Cpec helps Chinese exports reach Europe and Africa faster. And it also means multiple military spin-offs. On land, Cpec will provide China with more than enough excuses to have a large presence in sensitive areas not far from the Indian border. And easy access to a port of Arabian Sea brings a bonanza of strategic benefits to the Chinese navy.

While those in Kashmir who want to be part of Pakistan welcome it, those who want an independent Kashmir detest it. They find that Pakistan and China are conspiring to shatter their dream of independence.

Besides, there is significant opposition to Cpec in Gilgit-Baltistan, once part of the Princely State of Jammu and Kashmir.

Says Shabir Choudhry, the Kashmir-born director of London-based Institute of Kashmir Affairs inan article: “There are reports that land is acquired illegally and without paying any compensation to the local people for the Cpec projects; and this is adding to the resentment of the suffering people. Sad thing is, if people complain or protest against this injustice, they are accused of being anti-Pakistan and agents of India. Some unfortunate people are facing sedition charges.”

And those fighting for the independence of Balochistan are upset that Cpec gives Pakistan a ruse to increase its armed presence, even if it’s meant to protect the new projects.

The Cpec infrastructure projects are not coming cheap to Pakistan.
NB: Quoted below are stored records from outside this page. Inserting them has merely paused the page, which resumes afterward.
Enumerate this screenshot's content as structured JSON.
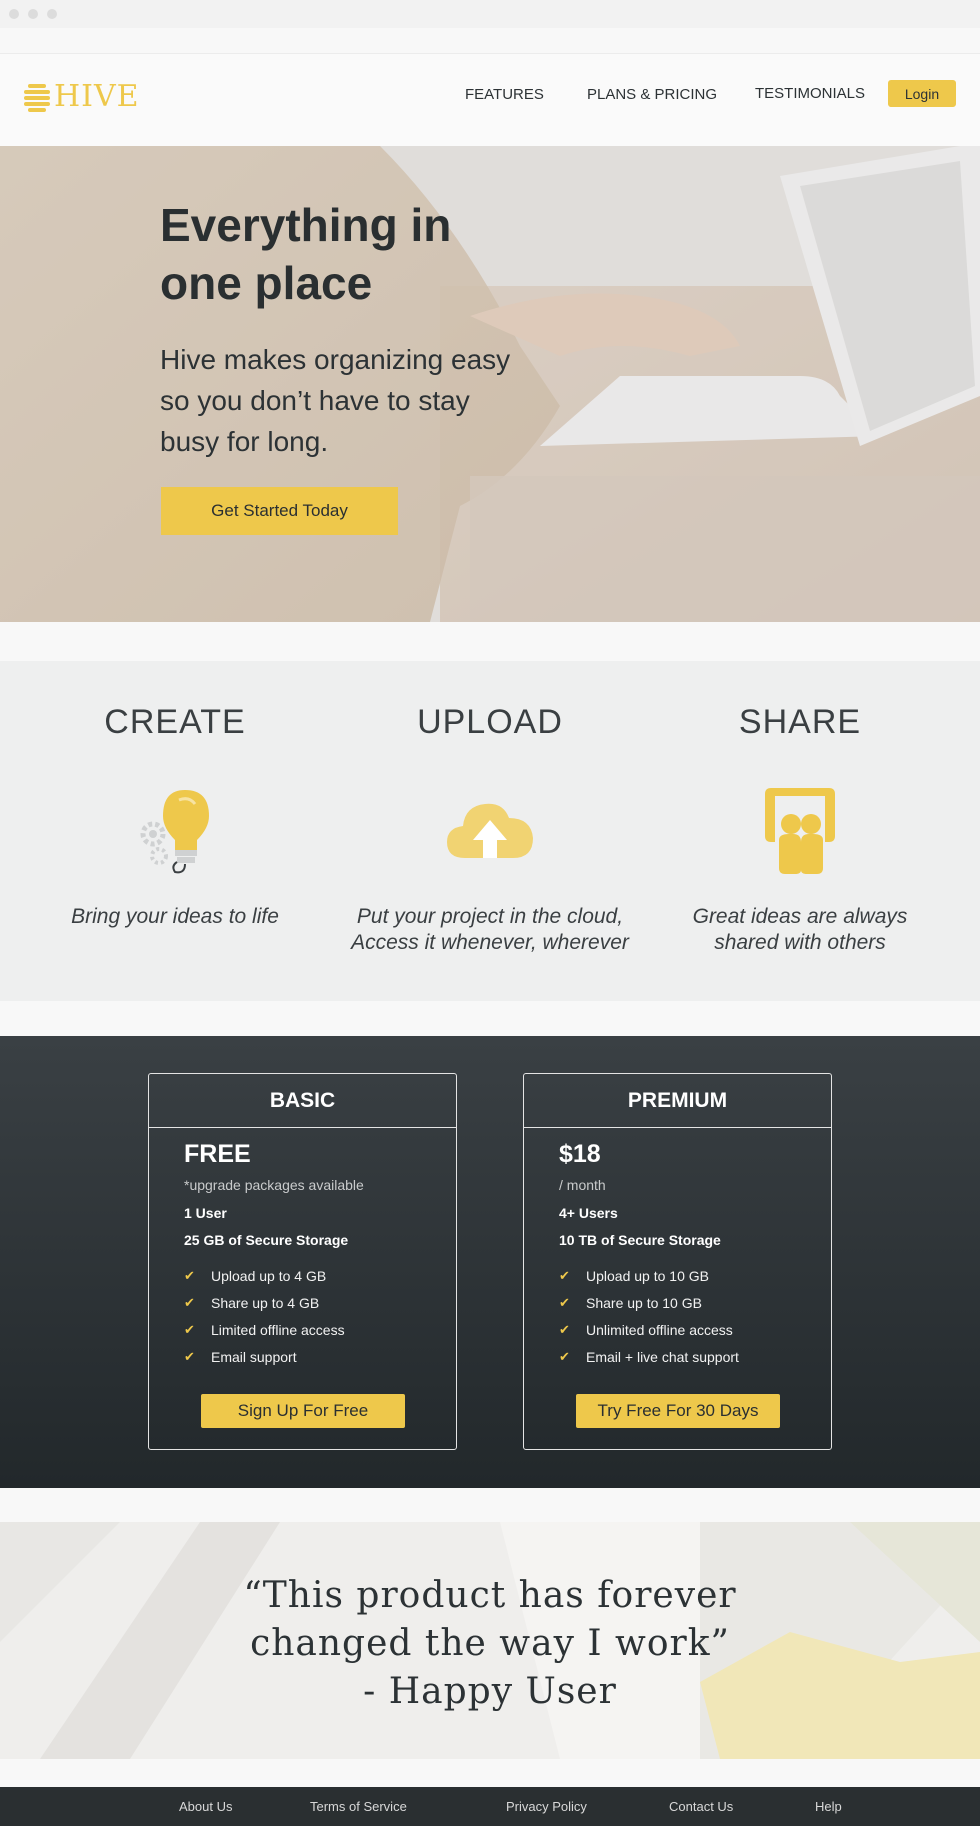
{
  "brand": {
    "name": "HIVE",
    "accent": "#eec84b",
    "dark": "#2a2f31"
  },
  "nav": {
    "features": "FEATURES",
    "plans": "PLANS & PRICING",
    "testimonials": "TESTIMONIALS",
    "login": "Login"
  },
  "hero": {
    "title_line1": "Everything in",
    "title_line2": "one place",
    "sub_line1": "Hive makes organizing easy",
    "sub_line2": "so you don’t have to stay",
    "sub_line3": "busy for long.",
    "cta": "Get Started Today"
  },
  "features": [
    {
      "title": "CREATE",
      "icon": "lightbulb-icon",
      "line1": "Bring your ideas to life",
      "line2": ""
    },
    {
      "title": "UPLOAD",
      "icon": "cloud-upload-icon",
      "line1": "Put your project in the cloud,",
      "line2": "Access it whenever, wherever"
    },
    {
      "title": "SHARE",
      "icon": "share-people-icon",
      "line1": "Great ideas are always",
      "line2": "shared with others"
    }
  ],
  "plans": [
    {
      "name": "BASIC",
      "price": "FREE",
      "note": "*upgrade packages available",
      "users": "1 User",
      "storage": "25 GB of Secure Storage",
      "features": [
        "Upload up to 4 GB",
        "Share up to 4 GB",
        "Limited offline access",
        "Email support"
      ],
      "button": "Sign Up For Free"
    },
    {
      "name": "PREMIUM",
      "price": "$18",
      "note": "/ month",
      "users": "4+ Users",
      "storage": "10 TB of Secure Storage",
      "features": [
        "Upload up to 10 GB",
        "Share up to 10 GB",
        "Unlimited offline access",
        "Email + live chat support"
      ],
      "button": "Try Free For 30 Days"
    }
  ],
  "testimonial": {
    "line1": "“This product has forever",
    "line2": "changed the way I work”",
    "line3": "- Happy User"
  },
  "footer": {
    "about": "About Us",
    "terms": "Terms of Service",
    "privacy": "Privacy Policy",
    "contact": "Contact Us",
    "help": "Help"
  }
}
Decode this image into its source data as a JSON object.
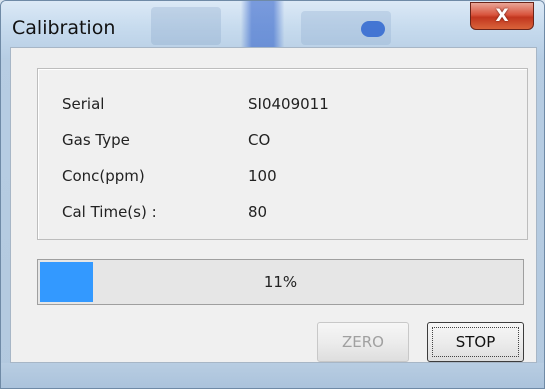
{
  "window": {
    "title": "Calibration",
    "close_label": "X"
  },
  "info": {
    "rows": [
      {
        "label": "Serial",
        "value": "SI0409011"
      },
      {
        "label": "Gas Type",
        "value": "CO"
      },
      {
        "label": "Conc(ppm)",
        "value": "100"
      },
      {
        "label": "Cal Time(s)  :",
        "value": "80"
      }
    ]
  },
  "progress": {
    "percent": 11,
    "text": "11%",
    "fill_color": "#3399ff"
  },
  "buttons": {
    "zero_label": "ZERO",
    "zero_enabled": false,
    "stop_label": "STOP"
  },
  "icons": {
    "close": "close-icon"
  }
}
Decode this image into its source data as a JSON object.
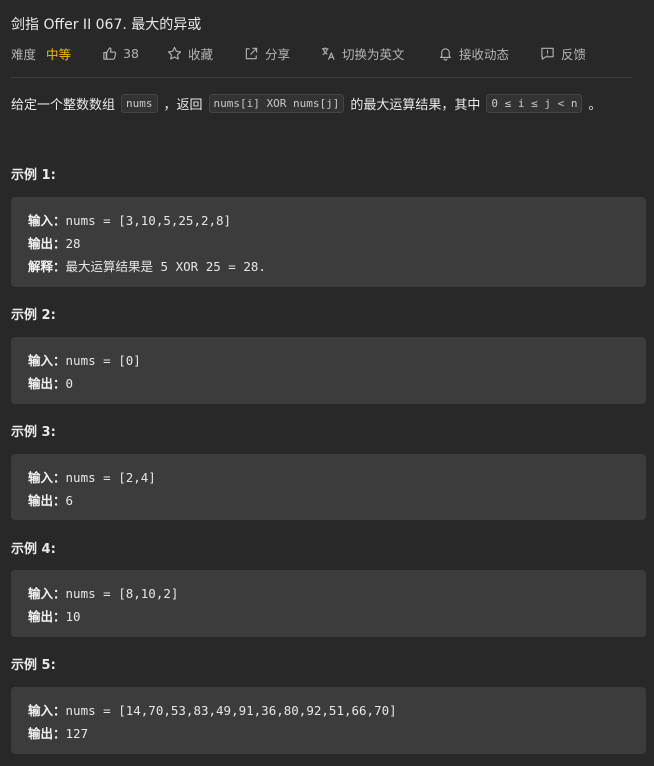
{
  "problem": {
    "title": "剑指 Offer II 067. 最大的异或"
  },
  "meta": {
    "difficulty_label": "难度",
    "difficulty_value": "中等",
    "likes": "38",
    "favorite": "收藏",
    "share": "分享",
    "translate": "切换为英文",
    "subscribe": "接收动态",
    "feedback": "反馈",
    "colors": {
      "difficulty": "#ffb800",
      "background": "#282828",
      "example_box": "#3c3c3c"
    },
    "icons": [
      "thumb-up-icon",
      "star-icon",
      "share-icon",
      "translate-icon",
      "bell-icon",
      "feedback-icon"
    ]
  },
  "description": {
    "part1": "给定一个整数数组",
    "code1": "nums",
    "part2": "，返回",
    "code2": "nums[i] XOR nums[j]",
    "part3": "的最大运算结果，其中",
    "code3": "0 ≤ i ≤ j < n",
    "part4": "。"
  },
  "examples": [
    {
      "label": "示例 1:",
      "input_key": "输入：",
      "input": "nums = [3,10,5,25,2,8]",
      "output_key": "输出：",
      "output": "28",
      "explain_key": "解释：",
      "explain": "最大运算结果是 5 XOR 25 = 28."
    },
    {
      "label": "示例 2:",
      "input_key": "输入：",
      "input": "nums = [0]",
      "output_key": "输出：",
      "output": "0"
    },
    {
      "label": "示例 3:",
      "input_key": "输入：",
      "input": "nums = [2,4]",
      "output_key": "输出：",
      "output": "6"
    },
    {
      "label": "示例 4:",
      "input_key": "输入：",
      "input": "nums = [8,10,2]",
      "output_key": "输出：",
      "output": "10"
    },
    {
      "label": "示例 5:",
      "input_key": "输入：",
      "input": "nums = [14,70,53,83,49,91,36,80,92,51,66,70]",
      "output_key": "输出：",
      "output": "127"
    }
  ]
}
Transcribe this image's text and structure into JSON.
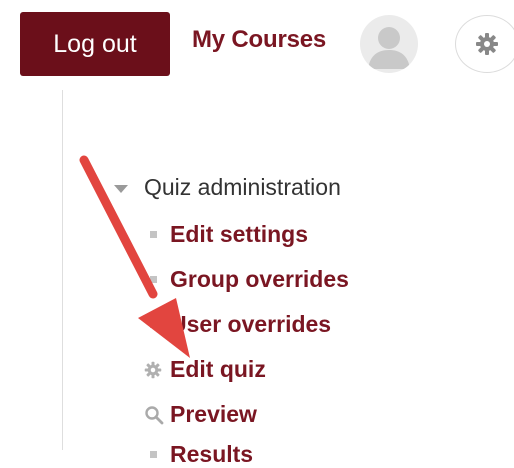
{
  "header": {
    "logout_label": "Log out",
    "my_courses_label": "My Courses"
  },
  "admin": {
    "title": "Quiz administration",
    "items": [
      {
        "label": "Edit settings",
        "icon": "bullet-icon"
      },
      {
        "label": "Group overrides",
        "icon": "bullet-icon"
      },
      {
        "label": "User overrides",
        "icon": "bullet-icon"
      },
      {
        "label": "Edit quiz",
        "icon": "gear-icon"
      },
      {
        "label": "Preview",
        "icon": "search-icon"
      },
      {
        "label": "Results",
        "icon": "bullet-icon"
      }
    ]
  },
  "colors": {
    "brand": "#6b0f1a",
    "link": "#7a1622",
    "arrow": "#e2453f"
  }
}
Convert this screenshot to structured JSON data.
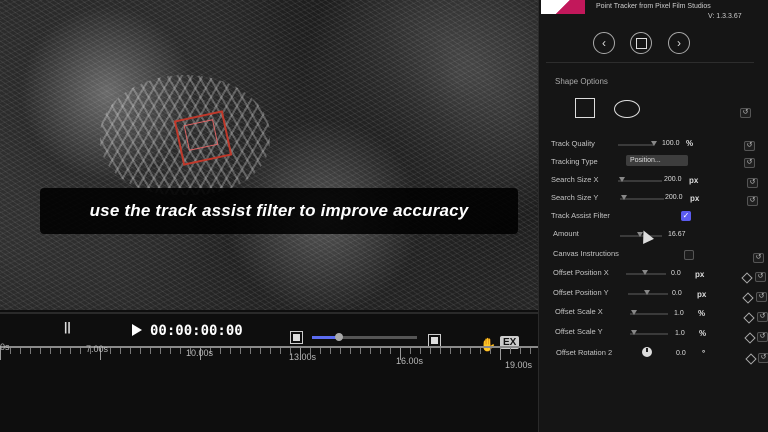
{
  "viewer": {
    "caption": "use the track assist filter to improve accuracy"
  },
  "player": {
    "timecode": "00:00:00:00",
    "pause_mark": "||",
    "ruler_labels": [
      "0s",
      "7.00s",
      "10.00s",
      "13.00s",
      "16.00s",
      "19.00s"
    ],
    "zoom_fraction": 0.26
  },
  "panel": {
    "product_title": "Point Tracker from Pixel Film Studios",
    "version": "V: 1.3.3.67",
    "section_title": "Shape Options",
    "rows": {
      "track_quality": {
        "label": "Track Quality",
        "value": "100.0",
        "unit": "%"
      },
      "tracking_type": {
        "label": "Tracking Type",
        "value": "Position..."
      },
      "search_size_x": {
        "label": "Search Size X",
        "value": "200.0",
        "unit": "px"
      },
      "search_size_y": {
        "label": "Search Size Y",
        "value": "200.0",
        "unit": "px"
      },
      "track_assist_filter": {
        "label": "Track Assist Filter",
        "checked": true
      },
      "amount": {
        "label": "Amount",
        "value": "16.67"
      },
      "canvas_instructions": {
        "label": "Canvas Instructions",
        "checked": false
      },
      "offset_position_x": {
        "label": "Offset Position X",
        "value": "0.0",
        "unit": "px"
      },
      "offset_position_y": {
        "label": "Offset Position Y",
        "value": "0.0",
        "unit": "px"
      },
      "offset_scale_x": {
        "label": "Offset Scale X",
        "value": "1.0",
        "unit": "%"
      },
      "offset_scale_y": {
        "label": "Offset Scale Y",
        "value": "1.0",
        "unit": "%"
      },
      "offset_rotation_2": {
        "label": "Offset Rotation 2",
        "value": "0.0",
        "unit": "°"
      }
    }
  },
  "icons": {
    "prev": "chevron-left-icon",
    "stop": "square-icon",
    "next": "chevron-right-icon",
    "reset": "reset-icon",
    "keyframe": "diamond-icon",
    "play": "play-icon",
    "hand": "hand-icon",
    "export": "export-icon"
  },
  "colors": {
    "accent": "#5b5bf0",
    "track_box": "#c0392b",
    "panel_bg": "#151515"
  }
}
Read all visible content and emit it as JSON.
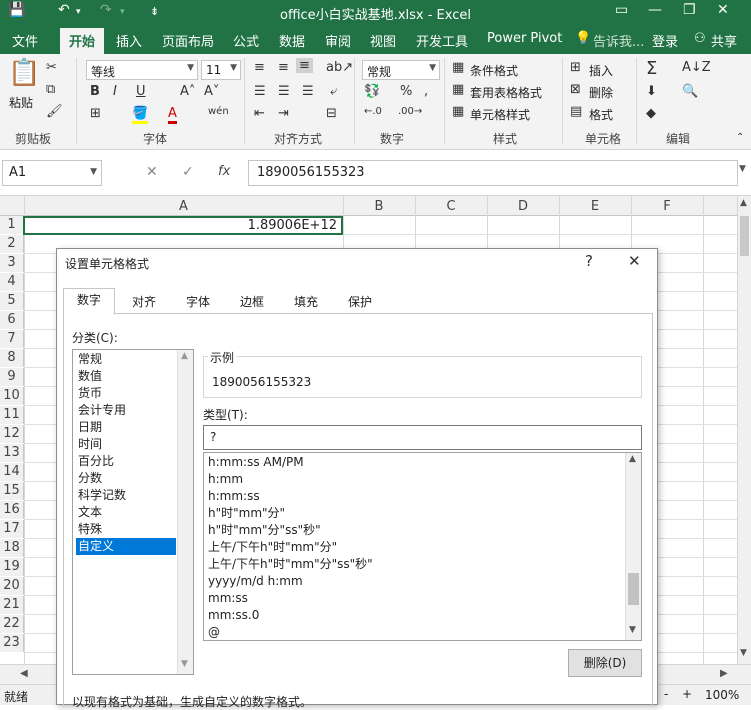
{
  "window": {
    "title": "office小白实战基地.xlsx - Excel"
  },
  "ribbon_tabs": [
    {
      "label": "文件"
    },
    {
      "label": "开始"
    },
    {
      "label": "插入"
    },
    {
      "label": "页面布局"
    },
    {
      "label": "公式"
    },
    {
      "label": "数据"
    },
    {
      "label": "审阅"
    },
    {
      "label": "视图"
    },
    {
      "label": "开发工具"
    },
    {
      "label": "Power Pivot"
    }
  ],
  "tell_me": "告诉我...",
  "login": "登录",
  "share": "共享",
  "ribbon": {
    "clipboard": {
      "paste": "粘贴",
      "group": "剪贴板"
    },
    "font": {
      "name": "等线",
      "size": "11",
      "group": "字体",
      "bold": "B",
      "italic": "I",
      "underline": "U"
    },
    "align": {
      "group": "对齐方式"
    },
    "number": {
      "format": "常规",
      "group": "数字",
      "percent": "%"
    },
    "styles": {
      "cond": "条件格式",
      "table": "套用表格格式",
      "cell": "单元格样式",
      "group": "样式"
    },
    "cells": {
      "insert": "插入",
      "delete": "删除",
      "format": "格式",
      "group": "单元格"
    },
    "editing": {
      "group": "编辑"
    }
  },
  "formula_bar": {
    "name_box": "A1",
    "fx": "fx",
    "cancel": "✕",
    "enter": "✓",
    "content": "1890056155323"
  },
  "grid": {
    "columns": [
      "A",
      "B",
      "C",
      "D",
      "E",
      "F"
    ],
    "rows": [
      "1",
      "2",
      "3",
      "4",
      "5",
      "6",
      "7",
      "8",
      "9",
      "10",
      "11",
      "12",
      "13",
      "14",
      "15",
      "16",
      "17",
      "18",
      "19",
      "20",
      "21",
      "22",
      "23"
    ],
    "a1_value": "1.89006E+12"
  },
  "status": {
    "ready": "就绪",
    "zoom": "100%",
    "minus": "-",
    "plus": "+"
  },
  "dialog": {
    "title": "设置单元格格式",
    "help": "?",
    "close": "✕",
    "tabs": [
      "数字",
      "对齐",
      "字体",
      "边框",
      "填充",
      "保护"
    ],
    "category_label": "分类(C):",
    "categories": [
      "常规",
      "数值",
      "货币",
      "会计专用",
      "日期",
      "时间",
      "百分比",
      "分数",
      "科学记数",
      "文本",
      "特殊",
      "自定义"
    ],
    "selected_category": "自定义",
    "sample_label": "示例",
    "sample_value": "1890056155323",
    "type_label": "类型(T):",
    "type_value": "?",
    "type_list": [
      "h:mm:ss AM/PM",
      "h:mm",
      "h:mm:ss",
      "h\"时\"mm\"分\"",
      "h\"时\"mm\"分\"ss\"秒\"",
      "上午/下午h\"时\"mm\"分\"",
      "上午/下午h\"时\"mm\"分\"ss\"秒\"",
      "yyyy/m/d h:mm",
      "mm:ss",
      "mm:ss.0",
      "@"
    ],
    "delete_button": "删除(D)",
    "hint": "以现有格式为基础，生成自定义的数字格式。"
  },
  "colors": {
    "brand": "#217346",
    "selection": "#0078d7"
  }
}
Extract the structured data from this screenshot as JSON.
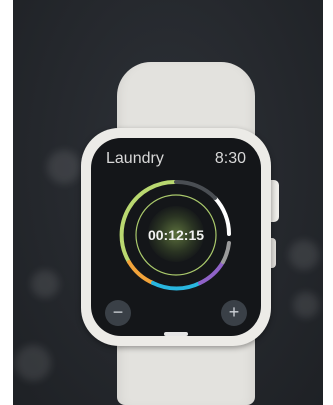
{
  "app": {
    "title": "Laundry",
    "time": "8:30",
    "timer": "00:12:15"
  },
  "controls": {
    "minus_glyph": "−",
    "plus_glyph": "+"
  },
  "ring_colors": [
    "#b9d870",
    "#f2a33a",
    "#29b6df",
    "#8f62c8",
    "#9b9b9b",
    "#ffffff",
    "#4a4e53"
  ],
  "icons": [
    "minus-icon",
    "plus-icon"
  ]
}
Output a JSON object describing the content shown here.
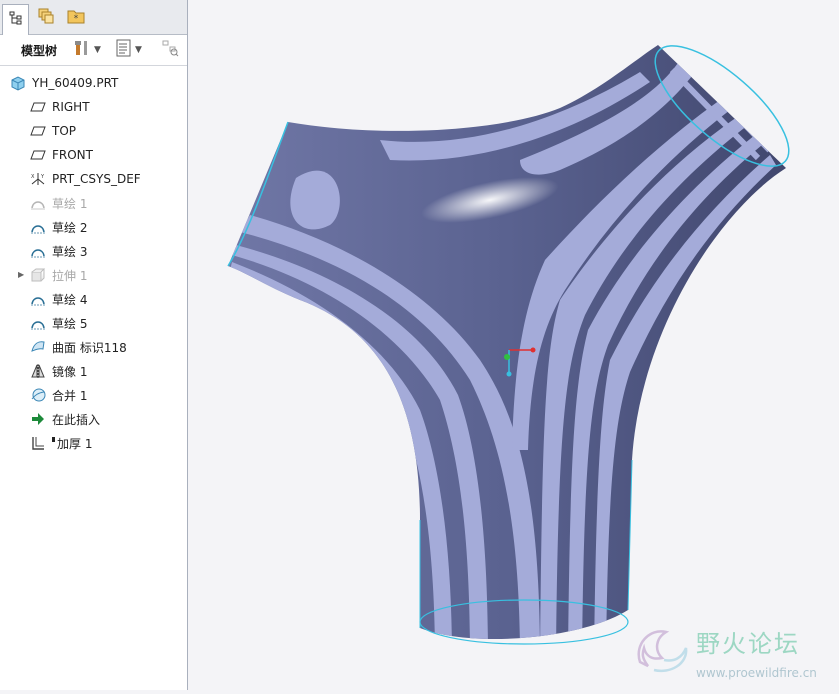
{
  "model_tree": {
    "title": "模型树",
    "tabs": [
      {
        "icon": "model-tree-tab-icon",
        "active": true
      },
      {
        "icon": "layers-tab-icon",
        "active": false
      },
      {
        "icon": "favorites-folder-tab-icon",
        "active": false
      }
    ],
    "root": "YH_60409.PRT",
    "items": [
      {
        "label": "RIGHT",
        "icon": "datum-plane-icon",
        "dim": false
      },
      {
        "label": "TOP",
        "icon": "datum-plane-icon",
        "dim": false
      },
      {
        "label": "FRONT",
        "icon": "datum-plane-icon",
        "dim": false
      },
      {
        "label": "PRT_CSYS_DEF",
        "icon": "coordinate-system-icon",
        "dim": false
      },
      {
        "label": "草绘 1",
        "icon": "sketch-icon",
        "dim": true
      },
      {
        "label": "草绘 2",
        "icon": "sketch-icon",
        "dim": false
      },
      {
        "label": "草绘 3",
        "icon": "sketch-icon",
        "dim": false
      },
      {
        "label": "拉伸 1",
        "icon": "extrude-icon",
        "dim": true
      },
      {
        "label": "草绘 4",
        "icon": "sketch-icon",
        "dim": false
      },
      {
        "label": "草绘 5",
        "icon": "sketch-icon",
        "dim": false
      },
      {
        "label": "曲面 标识118",
        "icon": "surface-icon",
        "dim": false
      },
      {
        "label": "镜像 1",
        "icon": "mirror-icon",
        "dim": false
      },
      {
        "label": "合并 1",
        "icon": "merge-icon",
        "dim": false
      },
      {
        "label": "在此插入",
        "icon": "insert-here-arrow-icon",
        "dim": false
      },
      {
        "label": "加厚 1",
        "icon": "thicken-icon",
        "dim": false
      }
    ]
  },
  "watermark": {
    "title": "野火论坛",
    "url": "www.proewildfire.cn"
  },
  "colors": {
    "surface_dark": "#5a6290",
    "surface_light": "#a4abd9",
    "edge": "#38c0e0",
    "panel_border": "#a9b0bd"
  }
}
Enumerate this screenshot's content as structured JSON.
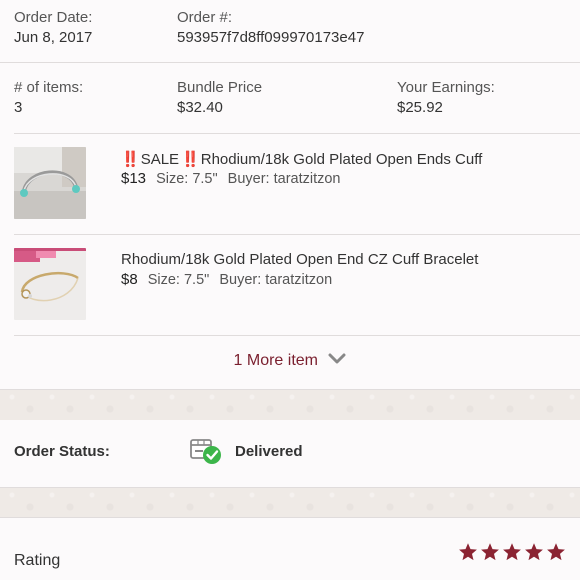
{
  "order": {
    "date_label": "Order Date:",
    "date_value": "Jun 8, 2017",
    "number_label": "Order #:",
    "number_value": "593957f7d8ff099970173e47"
  },
  "summary": {
    "items_label": "# of items:",
    "items_value": "3",
    "bundle_label": "Bundle Price",
    "bundle_value": "$32.40",
    "earnings_label": "Your Earnings:",
    "earnings_value": "$25.92"
  },
  "items": [
    {
      "sale_prefix": "‼️",
      "sale_text": "SALE",
      "sale_suffix": "‼️",
      "title": "Rhodium/18k Gold Plated Open Ends Cuff",
      "price": "$13",
      "size": "Size: 7.5\"",
      "buyer": "Buyer: taratzitzon"
    },
    {
      "title": "Rhodium/18k Gold Plated Open End CZ Cuff Bracelet",
      "price": "$8",
      "size": "Size: 7.5\"",
      "buyer": "Buyer: taratzitzon"
    }
  ],
  "more_items": "1 More item",
  "status": {
    "label": "Order Status:",
    "value": "Delivered",
    "icon": "package-delivered-icon"
  },
  "rating": {
    "label": "Rating",
    "stars": 5,
    "max": 5,
    "color": "#8b2332"
  },
  "colors": {
    "accent": "#7a1f2e",
    "check": "#3cb54a"
  }
}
Most of the Chinese money pouring into Pakistan is coming as high-interest loans.

Says Pakistan’s leading daily Dawn in a recent editorial: “There is a fear lurking in the shadows of Cpec that a time will soon come when the Chinese will start dictating terms and priorities rather than negotiating them. As an increasing number of Chinese enterprises acquire stakes in Pakistan’s economy, and as the government takes out more and more loans from Chinese state-owned banks for balance of payments support, the space to negotiate and protect our own interests diminishes.”

Such fears also exist in other small countries where Obor projects are either underway or are being proposed. But leaders of many cash-starved small nations are signing up either to improve their infrastructure or to win over people with development.

PriceWaterhouseCoopers says: “There are many challenges for China and the other countries involved, just some of which are rough terrain, persistent regional conflicts, thriving corruption and skepticism amongst various countries towards China and its intentions. The sheer amount and variation of challenges will make the realisation of the belt and roads initiative a very complex endeavour.”

For India, it’s a question of sovereignty, and having hostile Chinese presence on all sides instead of just one.